Alamo Grounds Improvements – San Antonio TX

Multiple New Deal agencies were involved with improving the grounds at the Alamo.

A timeline mural board on the west side of the Alamo Museum indicates that “depression-era public works projects” built the walls that now encompass the grounds of the Alamo in San Antonio, Texas. The Alamo is regarded as the “Shrine of Texas Liberty” due to its location of the famous battle within its perimeter during the Texas Revolution; however, it was originally the site of Mission San Antonio Valero which was moved here in 1724 after several previous locations in the area were not suitable.

The New York Times reported: “Unsightly buildings which have stood for years adjoining the Alamo to the south are being demolished, and the property on which they stood will be converted into the Alamo State Park. The work of razing the buildings and beautifying the park is being paid for by CWA funds.”

The caption from a photograph in the September 1934 San Antonio Light reveals that FERA built the Roman-style stone arches that now run south from the façade of the Alamo chapel and built the garden area behind the chapel. Further research indicates that WPA and NYA workers built a wall around the perimeter of the grounds, the museum building, and demolished several old buildings on the property including the old central fire station where the DRT Meeting Hall would be built (this was previously submitted). Some sources suggest that restoration of the acequia that runs through the property may have been funded with federal funds.

Harriet Island Pavilion – St. Paul MN

From the Minnesota Historical Society:

“The Clarence W. Wigington Pavilion, formerly known as the Harriet Island Pavilion, is significant in St. Paul’s recreational history as a well-preserved example of the work of Clarence Wesley Wigington, the first black architect hired by the city.

Harriet Island, originally named for St. Paul’s first schoolteacher, Harriet E. Bishop, became an enclave for healthy living in the bustling city of St. Paul in 1900. Dr. Justus Ohage, St. Paul’s health officer, bought the island and built a new park there, complete with public bathhouse and beach, playgrounds, handball and tennis courts, cafeteria, bandstand, pavilions, zoo, childcare facilities and picnic grounds. Attendance totaled six million visitors between 1900 and 1906, but recurring flooding and growing river pollution forced the public baths to close in 1919. After several failed plans to revitalize the park, the Works Progress Administration built a new stone pavilion in 1942, bringing renewed activity to the island.

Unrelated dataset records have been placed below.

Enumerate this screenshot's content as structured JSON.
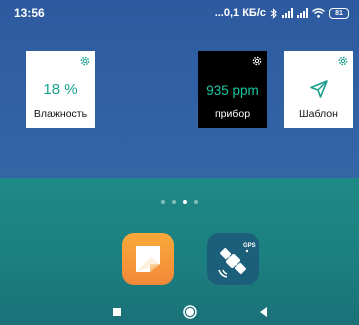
{
  "status_bar": {
    "time": "13:56",
    "net_speed": "...0,1 КБ/с",
    "battery": "81",
    "icons": [
      "bluetooth-icon",
      "signal-icon",
      "signal-icon",
      "wifi-icon",
      "battery-icon"
    ]
  },
  "widgets": {
    "humidity": {
      "value": "18 %",
      "label": "Влажность",
      "icon": "gear-icon"
    },
    "device": {
      "value": "935 ppm",
      "label": "прибор",
      "icon": "gear-icon"
    },
    "template": {
      "label": "Шаблон",
      "icon": "send-icon"
    }
  },
  "pager": {
    "pages": 4,
    "active_page": 3
  },
  "dock": {
    "apps": [
      {
        "name": "notes-app",
        "icon": "notes-icon",
        "color": "#f39a3a"
      },
      {
        "name": "gps-app",
        "icon": "gps-satellite-icon",
        "badge": "GPS",
        "color": "#1c5f7a"
      }
    ]
  },
  "nav_bar": {
    "buttons": [
      "recent-apps",
      "home",
      "back"
    ]
  },
  "colors": {
    "upper_bg": "#2d5ca1",
    "lower_bg": "#1e8a86",
    "accent_teal": "#199e8d",
    "device_text": "#17c8a4"
  }
}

Wigington, the architect of that pavilion, had lived in Nebraska and Wyoming before moving to St. Paul in 1915. Scoring highest on the civil service test for a position with the city architect’s office, Wigington was hired as St. Paul’s first black draftsman. He later became the city’s chief design architect, creating several prominent buildings between 1915 and 1949. Outstanding among his designs, the pavilion on Harriet Island combines simple Moderne styling with classical influences, a stylistic mix typical of many WPA projects.”

Outhouse at Robertson Farm – Ferndale WA

In 1937, the Works Progress Administration came out and installed an outhouse at the farm where I now live. Apparently the farmhands were just going in the fields. To make it more sanitary, the WPA put in a beautiful little building, complete with two toilets, side-by-side, with wooden seats, covers that closed, and a concrete urinal. It’s in remarkably good shape for being almost 80 years old. It even had electricity and a light so you could go at night!

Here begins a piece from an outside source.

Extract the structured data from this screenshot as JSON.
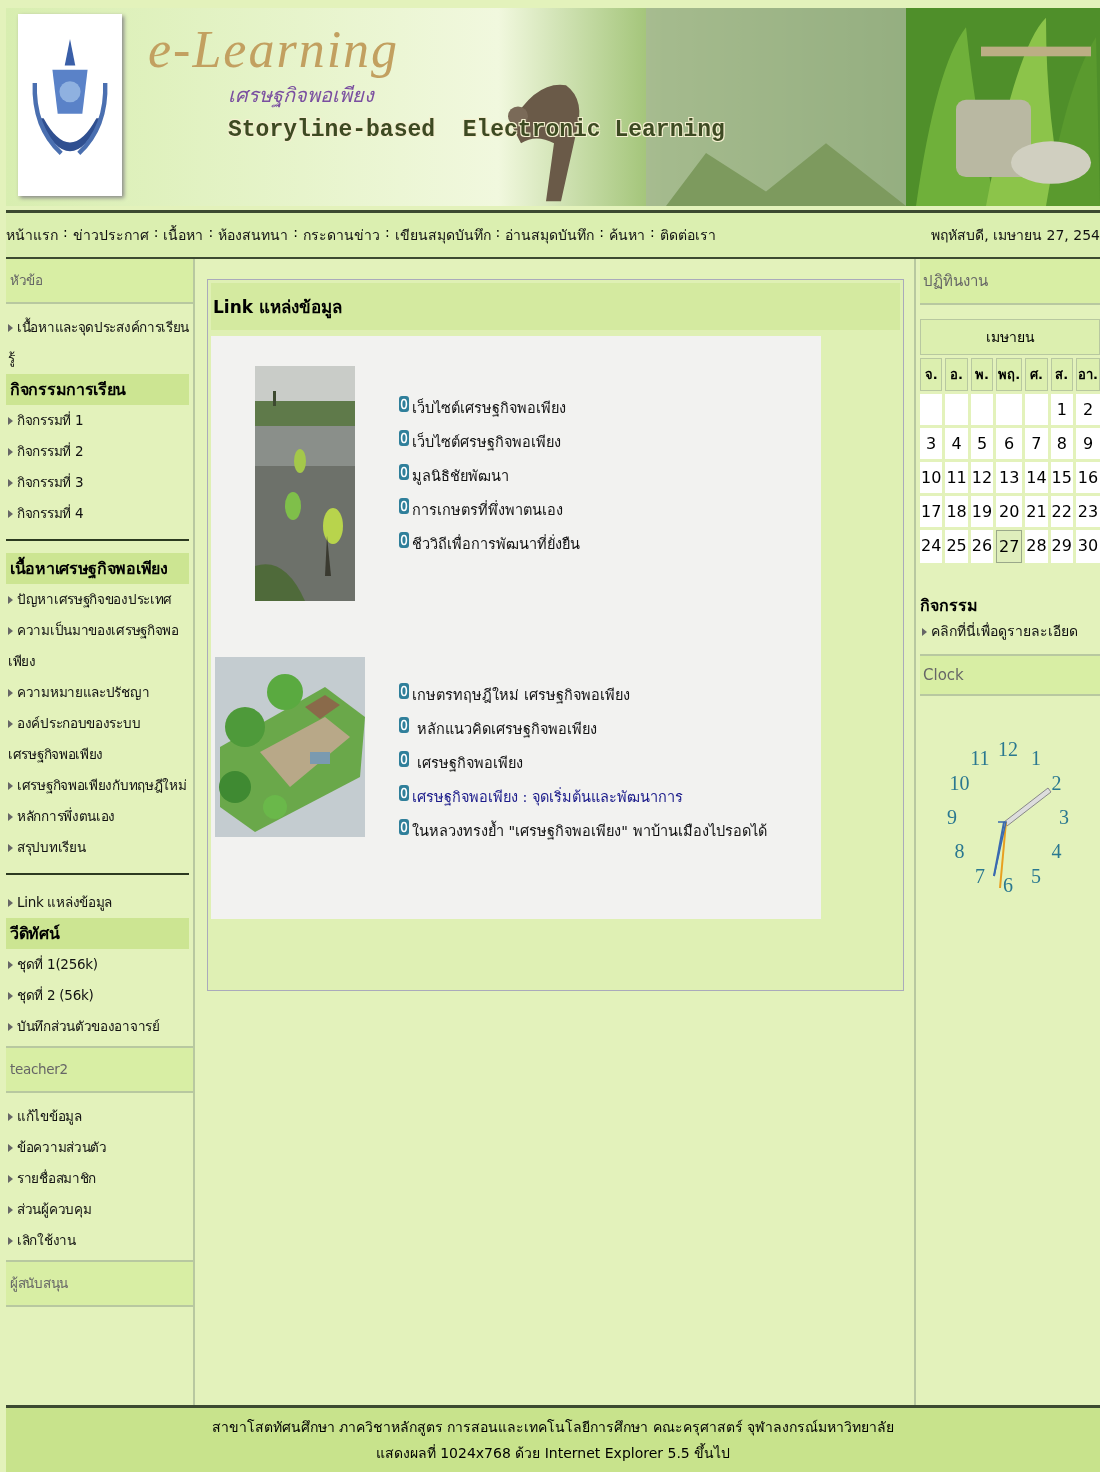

Point Beach State Forest Improvements – Two Rivers WI

From the Wisconsin DNR website:

“1939: WPA began work on road construction and developing a forest lodge. The lumber came from this forest and shakes came from the Lake Elba prison camp at Rhinelander. Rip-rap came from the Jambo Creek area. Tree planting also began this year with 475,000 trees planted, mostly red pine but also 5,000 white pine and 2,000 spruces.”

From “Joseph W. Soit and the Establishment of Point Beach State Forest”:

“Sometime after the land was purchased [1937] a CCC camp was to have been established but it did not work out. Then the WPA project was organized. Even with that we had trouble in the beginning. The story that the Conservation Department had, there was no labor available in Two Rivers even though we had many men unemployed and on relief. A committee went to see Mr. Harrington and soon after the WPA project was under way to clear the underbrush and what else was needed. Plans were made for the road and recreational building. There were quite a few unemployed in Two Rivers and vicinity. At one time there were some 12 workers on the WPA project. August 1940 the administration building was completed and also now the road built (not black-topped as it is now).”